Hey Google can you write this newsletter for me?
Not that I expected anything to happen. But then there was a time when it incomprehensible that people everywhere would be chatting on tiny telephone devices that they carried around with them. And just about everyone would have one... even the children.
Why would I suddenly be pondering this subject? Well you may ask.
The answer is that I was recently wandering through an antique store with my 20-something daughter when we came across an old glass milk bottle. If you were around before the 1980s you will no doubt remember the bottles with the silver lid that you pressed your thumb on to open.
I proceeded to explain this to my daughter and I also told her how we would leave the empty bottles at our front door with the money and a note advising the milkman how many new full bottles of milk we would need left.
Firstly, my daughter was shocked that we would leave money so obviously sitting on the front balcony. But then she was fascinated by my story and impressed that the system paved the way for a simple recycling option.
It was at that point I decided to share a few other blasts from the past.
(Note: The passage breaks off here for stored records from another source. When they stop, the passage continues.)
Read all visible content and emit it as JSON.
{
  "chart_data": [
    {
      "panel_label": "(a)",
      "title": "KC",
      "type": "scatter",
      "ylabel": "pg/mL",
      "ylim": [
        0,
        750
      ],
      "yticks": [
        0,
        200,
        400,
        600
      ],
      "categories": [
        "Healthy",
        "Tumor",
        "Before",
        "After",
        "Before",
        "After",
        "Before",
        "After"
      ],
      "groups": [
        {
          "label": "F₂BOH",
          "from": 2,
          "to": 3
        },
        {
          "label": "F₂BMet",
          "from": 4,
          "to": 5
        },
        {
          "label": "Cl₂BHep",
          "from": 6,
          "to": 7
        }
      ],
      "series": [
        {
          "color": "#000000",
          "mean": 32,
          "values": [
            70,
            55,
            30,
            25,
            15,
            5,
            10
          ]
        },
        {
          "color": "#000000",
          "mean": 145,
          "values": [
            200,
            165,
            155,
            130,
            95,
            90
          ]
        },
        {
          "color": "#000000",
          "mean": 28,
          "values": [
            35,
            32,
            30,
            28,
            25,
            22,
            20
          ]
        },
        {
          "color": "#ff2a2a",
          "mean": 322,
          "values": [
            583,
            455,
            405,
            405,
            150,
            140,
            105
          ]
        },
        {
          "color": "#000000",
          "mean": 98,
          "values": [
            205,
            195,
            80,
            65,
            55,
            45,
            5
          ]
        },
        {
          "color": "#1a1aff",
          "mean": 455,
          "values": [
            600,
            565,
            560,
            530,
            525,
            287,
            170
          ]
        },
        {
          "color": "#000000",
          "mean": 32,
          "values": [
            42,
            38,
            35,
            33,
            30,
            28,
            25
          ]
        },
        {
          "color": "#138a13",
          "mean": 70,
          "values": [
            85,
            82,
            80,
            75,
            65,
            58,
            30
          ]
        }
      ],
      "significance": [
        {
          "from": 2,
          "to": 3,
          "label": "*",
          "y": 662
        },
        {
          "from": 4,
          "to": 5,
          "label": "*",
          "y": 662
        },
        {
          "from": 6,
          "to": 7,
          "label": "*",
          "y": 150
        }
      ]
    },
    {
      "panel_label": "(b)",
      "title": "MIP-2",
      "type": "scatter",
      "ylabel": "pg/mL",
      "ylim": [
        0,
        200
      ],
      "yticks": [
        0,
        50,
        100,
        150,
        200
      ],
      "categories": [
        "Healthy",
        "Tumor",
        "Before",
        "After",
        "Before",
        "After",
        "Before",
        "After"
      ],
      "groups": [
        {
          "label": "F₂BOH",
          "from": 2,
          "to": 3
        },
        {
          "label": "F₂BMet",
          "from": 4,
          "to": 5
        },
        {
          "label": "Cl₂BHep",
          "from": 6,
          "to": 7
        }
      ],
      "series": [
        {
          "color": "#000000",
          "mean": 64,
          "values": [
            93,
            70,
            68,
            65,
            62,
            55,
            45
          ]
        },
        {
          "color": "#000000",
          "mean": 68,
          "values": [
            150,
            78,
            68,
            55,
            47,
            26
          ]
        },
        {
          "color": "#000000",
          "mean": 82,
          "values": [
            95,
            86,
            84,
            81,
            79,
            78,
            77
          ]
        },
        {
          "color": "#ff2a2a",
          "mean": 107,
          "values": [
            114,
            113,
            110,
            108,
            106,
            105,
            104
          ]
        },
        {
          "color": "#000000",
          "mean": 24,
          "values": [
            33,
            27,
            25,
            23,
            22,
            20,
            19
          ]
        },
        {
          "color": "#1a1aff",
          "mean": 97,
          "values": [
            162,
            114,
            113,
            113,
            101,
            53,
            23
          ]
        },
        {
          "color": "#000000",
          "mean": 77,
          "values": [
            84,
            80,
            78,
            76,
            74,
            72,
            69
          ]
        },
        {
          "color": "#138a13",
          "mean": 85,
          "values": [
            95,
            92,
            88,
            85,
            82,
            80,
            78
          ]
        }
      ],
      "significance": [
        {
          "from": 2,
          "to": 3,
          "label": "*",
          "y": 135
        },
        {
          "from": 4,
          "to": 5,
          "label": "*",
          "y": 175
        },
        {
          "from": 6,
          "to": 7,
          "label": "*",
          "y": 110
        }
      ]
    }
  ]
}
She was horrified by my story about the 'dunny can man' who would visit many homes on a weekly basis. She was shocked that many homes didn't having flushing toilets; she was horrified that anyone would have the job of delivering empty dunny cans and carrying away, on their shoulders, the full cans used the previous week.
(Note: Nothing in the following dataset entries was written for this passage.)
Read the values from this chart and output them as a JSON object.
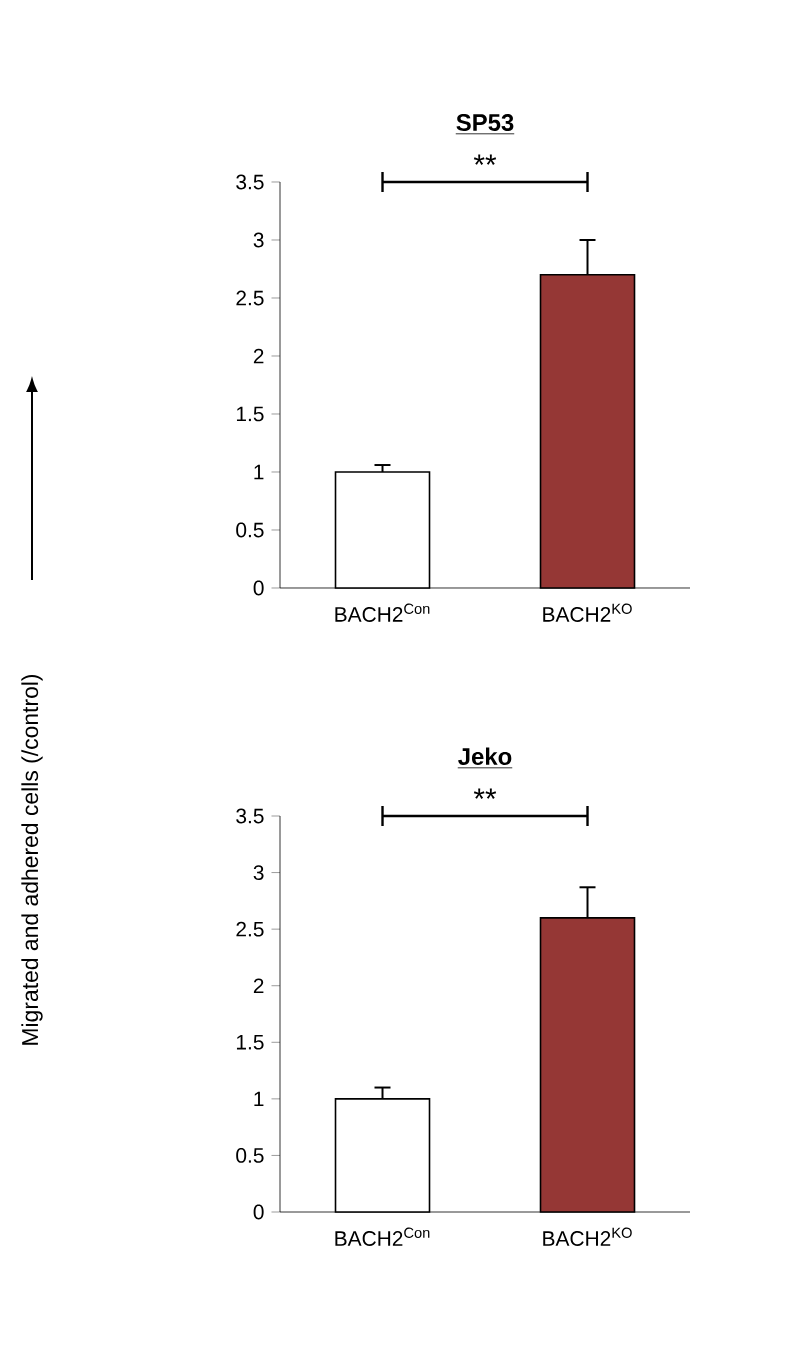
{
  "chart_data": [
    {
      "type": "bar",
      "title": "SP53",
      "ylabel": "Migrated and adhered cells (/control)",
      "categories": [
        "BACH2$^{Con}$",
        "BACH2$^{KO}$"
      ],
      "values": [
        1.0,
        2.7
      ],
      "colors": [
        "#ffffff",
        "#953735"
      ],
      "errors": [
        [
          1.0,
          1.06
        ],
        [
          2.7,
          3.0
        ]
      ],
      "ylim": [
        0,
        3.5
      ],
      "yticks": [
        0,
        0.5,
        1,
        1.5,
        2,
        2.5,
        3,
        3.5
      ],
      "annotations": [
        "**"
      ]
    },
    {
      "type": "bar",
      "title": "Jeko",
      "categories": [
        "BACH2$^{Con}$",
        "BACH2$^{KO}$"
      ],
      "values": [
        1.0,
        2.6
      ],
      "colors": [
        "#ffffff",
        "#953735"
      ],
      "errors": [
        [
          1.0,
          1.1
        ],
        [
          2.6,
          2.87
        ]
      ],
      "ylim": [
        0,
        3.5
      ],
      "yticks": [
        0,
        0.5,
        1,
        1.5,
        2,
        2.5,
        3,
        3.5
      ],
      "annotations": [
        "**"
      ]
    }
  ]
}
A regular reminder of a bygone way of life comes up whenever the television remote control goes missing in our home. My husband and I are quick to wander down Memory Lane to a time when we had to change channels with a nob on the television and furthermore, we remind our children, there were only two to four channels depending on where you lived.
But of course even the remote control has been superseded in many homes. Just ask 'Hey Google'.
The above ponderings only slip back in time about 40 to 50 years. Wind the clock back a little further and there was no television, and people would leave out milk cans for filling. Many would dig a hole to empty that dunny can.
I wonder what activities of the early 21st century will have future generations marveling at how things have changed?
In all fairness, I hope Google will never be able to write newsletters or stories. That would make me obsolete and a story from the past.